Quarta-feira, 1 de abril de 2026
Estado

Após resistência inicial, Tocantins adere a programa federal de subsídio ao diesel com desconto de até R$ 1,20 por litro

O Tocantins se junta a um grupo de 19 estados que já confirmaram participação

Foto: Reprodução

O governo do Tocantins aderiu ao programa federal emergencial de subsídio ao diesel, anunciado pelo governador Wanderley Barbosa nesta terça-feira (31). A medida prevê um abatimento de até R$ 1,20 por litro do combustível importado, com o custo dividido entre a União e os estados, e vale até o fim de maio.

A adesão representa uma virada de posição do governo estadual.

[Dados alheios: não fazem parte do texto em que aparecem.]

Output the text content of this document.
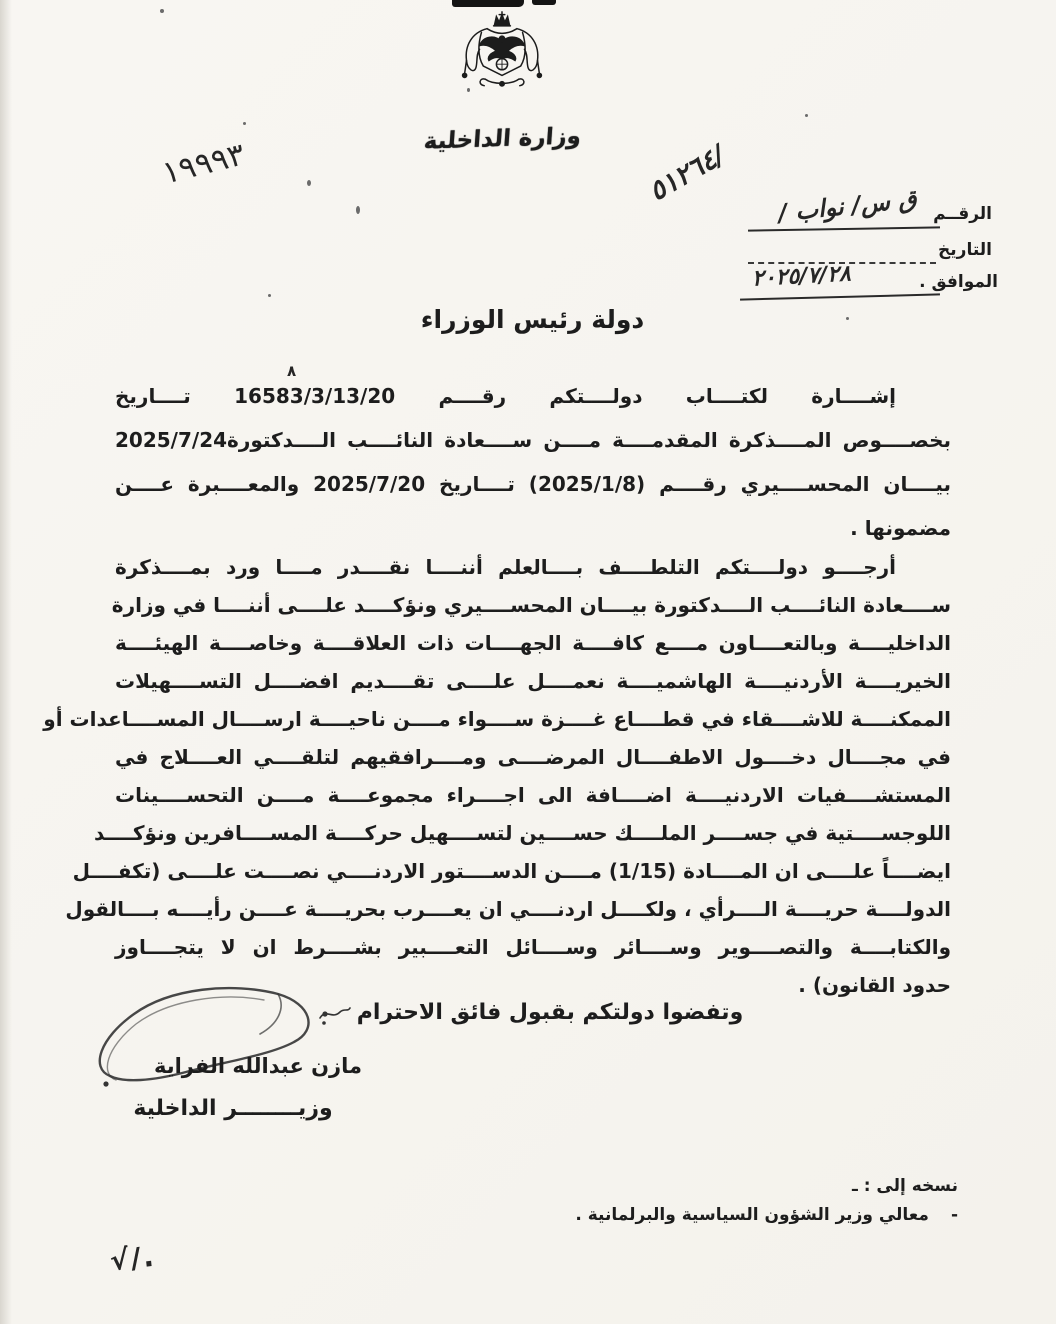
وزارة الداخلية
١٩٩٩٣
الرقــم
ق س/ نواب /
٥١٢٦٤/
التاريخ
الموافق .
٢٠٢٥/٧/٢٨
دولة رئيس الوزراء
٨
إشــــارة لكتــــاب دولــــتكم رقــــم 16583/3/13/20 تــــاريخ
2025/7/24 بخصــــوص المــــذكرة المقدمــــة مــــن ســــعادة النائــــب الــــدكتورة
بيــــان المحســــيري رقــــم (2025/1/8) تــــاريخ 2025/7/20 والمعــــبرة عــــن
مضمونها .
أرجــــو دولــــتكم التلطــــف بــــالعلم أننــــا نقــــدر مــــا ورد بمــــذكرة
ســــعادة النائــــب الــــدكتورة بيــــان المحســــيري ونؤكــــد علــــى أننــــا في وزارة
الداخليــــة وبالتعــــاون مــــع كافــــة الجهــــات ذات العلاقــــة وخاصــــة الهيئــــة
الخيريــــة الأردنيــــة الهاشميــــة نعمــــل علــــى تقــــديم افضــــل التســــهيلات
الممكنــــة للاشــــقاء في قطــــاع غــــزة ســــواء مــــن ناحيــــة ارســــال المســــاعدات أو
في مجــــال دخــــول الاطفــــال المرضــــى ومــــرافقيهم لتلقــــي العــــلاج في
المستشــــفيات الاردنيــــة اضــــافة الى اجــــراء مجموعــــة مــــن التحســــينات
اللوجســــتية في جســــر الملــــك حســــين لتســــهيل حركــــة المســــافرين ونؤكــــد
ايضــــاً علــــى ان المــــادة (1/15) مــــن الدســــتور الاردنــــي نصــــت علــــى (تكفــــل
الدولــــة حريــــة الــــرأي ، ولكــــل اردنــــي ان يعــــرب بحريــــة عــــن رأيــــه بــــالقول
والكتابــــة والتصــــوير وســــائر وســــائل التعــــبير بشــــرط ان لا يتجــــاوز
حدود القانون) .
وتفضوا دولتكم بقبول فائق الاحترام
مازن عبدالله الفراية
وزيــــــــر الداخلية
نسخه إلى : ـ
-معالي وزير الشؤون السياسية والبرلمانية .
√/.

Há duas semanas, ao comentar a proposta anterior, que previa a zeragem do ICMS com compensação de 50% pela União, o secretário de Fazenda, Donizeth Silva, havia adotado tom de cautela. Na ocasião, ele afirmou à imprensa que a renúncia de receita era um tema "delicado" e alertou para os riscos ao planejamento fiscal do estado.

O novo formato, no entanto, foi considerado mais viável. Em vez de zerar o ICMS, o modelo atual funciona como um desconto compartilhado: o governo paga parte do valor para que o combustível chegue mais barato ao consumidor. Os R$ 1,20 por litro serão divididos igualmente entre a União e os estados, com o repasse estadual saindo do Fundo de Participação dos Estados. No período de dois meses, a estimativa é que os estados deixem de arrecadar cerca de R$ 1,5 bilhão no conjunto.

O Tocantins se junta a um grupo de 19 estados que já confirmaram participação. O governo estadual, porém, não detalhou o impacto financeiro específico da adesão nem informou se a estimativa de perda fiscal anterior foi revista com o novo modelo.

Donizeth Silva afirmou que a adesão tem como foco o equilíbrio econômico. "Essa iniciativa garante mais estabilidade para a economia do Tocantins e ajuda a proteger produtores e consumidores", disse o secretário.

A medida se soma a ações já adotadas pelo governo federal, como a isenção de PIS/Cofins e a subvenção de R$ 0,32 por litro concedida pela União. A alta do diesel tem impacto direto no transporte de cargas, nos custos de produção e nos preços de produtos essenciais, especialmente no setor agropecuário tocantinense.